Racism, Taxicabs, and Logan Commuters

Our thanks to fellow resident David Berger who alerted us to this:

One recent Saturday, I sat on my front stoop in Logan Circle and watched a Hispanic man attempt to hail a cab.

In the course of 15 minutes, no less than four cabs slowed, looked at him and drove on. These blatant acts of racial discrimination outraged me, yet didn't surprise me given the above-the-law hubris that I, a white male, have encountered from D.C. cab drivers.

Racial and ethnic discrimination by cab drivers, while perhaps the most outrageous of their practices, is not the entirety of the problem with cabs in this city. Continue reading David's letter here.

5 comments:

Anonymous said...

I completely agree with this author. Cabs in DC should be metered to prevent unfair charges. The cabs in Virginia are metered and some even accept credit cards. DC is behind the times.

Anonymous said...

There was a similar problem in new york for many years, and "Project Refuse" was put together by then-commissioner Diane McGrath-McKechnie and Mayor Giuliani whereby undercover TLC agents would sanction drivers for the more egregious offenses, like alleged race-based refusals, as well as the less dispicable but just as inconvenient ones, like "my transmission hasn't been too good today" once hearing about a trip from manhattan to queens.

Anonymous said...

To give DC it's due, the Taxicab Commission is testing and evaluating meter based rates vs. zoned right now.

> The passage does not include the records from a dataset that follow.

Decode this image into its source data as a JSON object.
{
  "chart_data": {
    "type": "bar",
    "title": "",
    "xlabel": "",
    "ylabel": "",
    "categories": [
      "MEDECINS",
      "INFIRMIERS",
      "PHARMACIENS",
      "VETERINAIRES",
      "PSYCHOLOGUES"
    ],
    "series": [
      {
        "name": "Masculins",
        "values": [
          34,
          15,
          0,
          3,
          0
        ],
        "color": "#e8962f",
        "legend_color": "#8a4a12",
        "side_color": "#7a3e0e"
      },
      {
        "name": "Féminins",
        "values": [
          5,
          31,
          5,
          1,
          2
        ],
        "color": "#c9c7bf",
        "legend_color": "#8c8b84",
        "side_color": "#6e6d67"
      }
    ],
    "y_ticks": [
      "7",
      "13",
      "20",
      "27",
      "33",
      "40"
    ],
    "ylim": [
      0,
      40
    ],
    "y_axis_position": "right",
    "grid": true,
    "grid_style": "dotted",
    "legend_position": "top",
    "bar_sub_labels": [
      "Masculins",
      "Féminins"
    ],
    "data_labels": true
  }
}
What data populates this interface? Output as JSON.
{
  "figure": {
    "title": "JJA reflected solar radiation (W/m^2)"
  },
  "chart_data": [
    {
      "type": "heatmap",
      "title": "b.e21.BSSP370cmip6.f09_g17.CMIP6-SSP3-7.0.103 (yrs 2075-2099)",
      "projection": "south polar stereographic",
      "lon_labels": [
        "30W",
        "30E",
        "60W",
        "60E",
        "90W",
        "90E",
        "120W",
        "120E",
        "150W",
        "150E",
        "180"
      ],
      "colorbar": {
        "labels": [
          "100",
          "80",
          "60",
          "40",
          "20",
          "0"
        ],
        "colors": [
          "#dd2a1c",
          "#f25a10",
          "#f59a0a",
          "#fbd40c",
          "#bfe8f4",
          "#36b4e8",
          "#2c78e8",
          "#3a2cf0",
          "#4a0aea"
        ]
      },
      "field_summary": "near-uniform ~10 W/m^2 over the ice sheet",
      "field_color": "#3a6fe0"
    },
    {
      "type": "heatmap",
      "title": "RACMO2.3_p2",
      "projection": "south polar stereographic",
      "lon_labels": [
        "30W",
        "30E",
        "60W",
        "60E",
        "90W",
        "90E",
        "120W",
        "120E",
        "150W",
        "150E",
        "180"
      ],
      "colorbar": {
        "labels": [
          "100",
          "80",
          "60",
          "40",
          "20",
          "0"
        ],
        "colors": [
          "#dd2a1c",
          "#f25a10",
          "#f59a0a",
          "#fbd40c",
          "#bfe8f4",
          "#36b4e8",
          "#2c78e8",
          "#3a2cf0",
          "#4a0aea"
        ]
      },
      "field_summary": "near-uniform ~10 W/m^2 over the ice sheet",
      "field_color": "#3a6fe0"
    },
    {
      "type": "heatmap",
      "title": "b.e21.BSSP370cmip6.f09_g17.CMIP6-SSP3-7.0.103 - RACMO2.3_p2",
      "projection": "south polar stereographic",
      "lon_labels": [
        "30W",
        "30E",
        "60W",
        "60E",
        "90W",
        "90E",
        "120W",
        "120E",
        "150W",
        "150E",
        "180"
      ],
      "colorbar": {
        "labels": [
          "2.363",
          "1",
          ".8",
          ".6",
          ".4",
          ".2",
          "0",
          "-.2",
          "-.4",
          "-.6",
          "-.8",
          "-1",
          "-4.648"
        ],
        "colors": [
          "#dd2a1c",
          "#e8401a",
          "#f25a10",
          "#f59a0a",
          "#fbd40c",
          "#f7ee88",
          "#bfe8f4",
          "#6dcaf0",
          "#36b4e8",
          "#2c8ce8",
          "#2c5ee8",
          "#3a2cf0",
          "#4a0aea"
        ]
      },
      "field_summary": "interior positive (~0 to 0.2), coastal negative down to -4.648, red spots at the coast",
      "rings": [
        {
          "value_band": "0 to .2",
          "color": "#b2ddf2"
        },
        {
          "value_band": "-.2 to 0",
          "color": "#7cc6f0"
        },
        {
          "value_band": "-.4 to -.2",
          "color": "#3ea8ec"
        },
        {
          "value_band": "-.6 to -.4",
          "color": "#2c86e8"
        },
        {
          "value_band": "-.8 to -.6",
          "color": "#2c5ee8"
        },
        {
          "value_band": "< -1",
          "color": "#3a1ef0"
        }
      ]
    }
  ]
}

Race-based refusals is a problem but so is the incidence of driver murder, assault, robbery and theft of services. No easy answer.

Anonymous said...

I find the author's comments a bit curious and somewhat disturbing. He is attempting to equate 2 very different problems. First, there is the problem of racism: the "hispanic" man who was passed over by taxis. Second, there is his problem: the problem of a white male from NW who makes enough money to commute less than a mile via taxi-cab, and claims to be overcharged. In his letter he wants the reader to feel angry that he is overcharged, in the same way we would feel angry about the racism that exists. It hurts the author's credibility and reduces the impact of Mr. Berger's arguments. Bottom line: if he wasn't "overcharged" would he be writing a letter based on the racism that he saw? From the tone and message of his letter, I doubt it.

dcbubble.blogspot said...

Saying the letter is "a bit curious and somewhat disturbing" is very unfair.
The author sympathizes with the hispanic man who was passed over. I have seen this happen and most readers probably have too.
The author also points out he was overcharged. This happens daily. Meters are looong overdue.
Speculating about what he might have written or not have written in different circumstances is unfair. What matters is what he did write.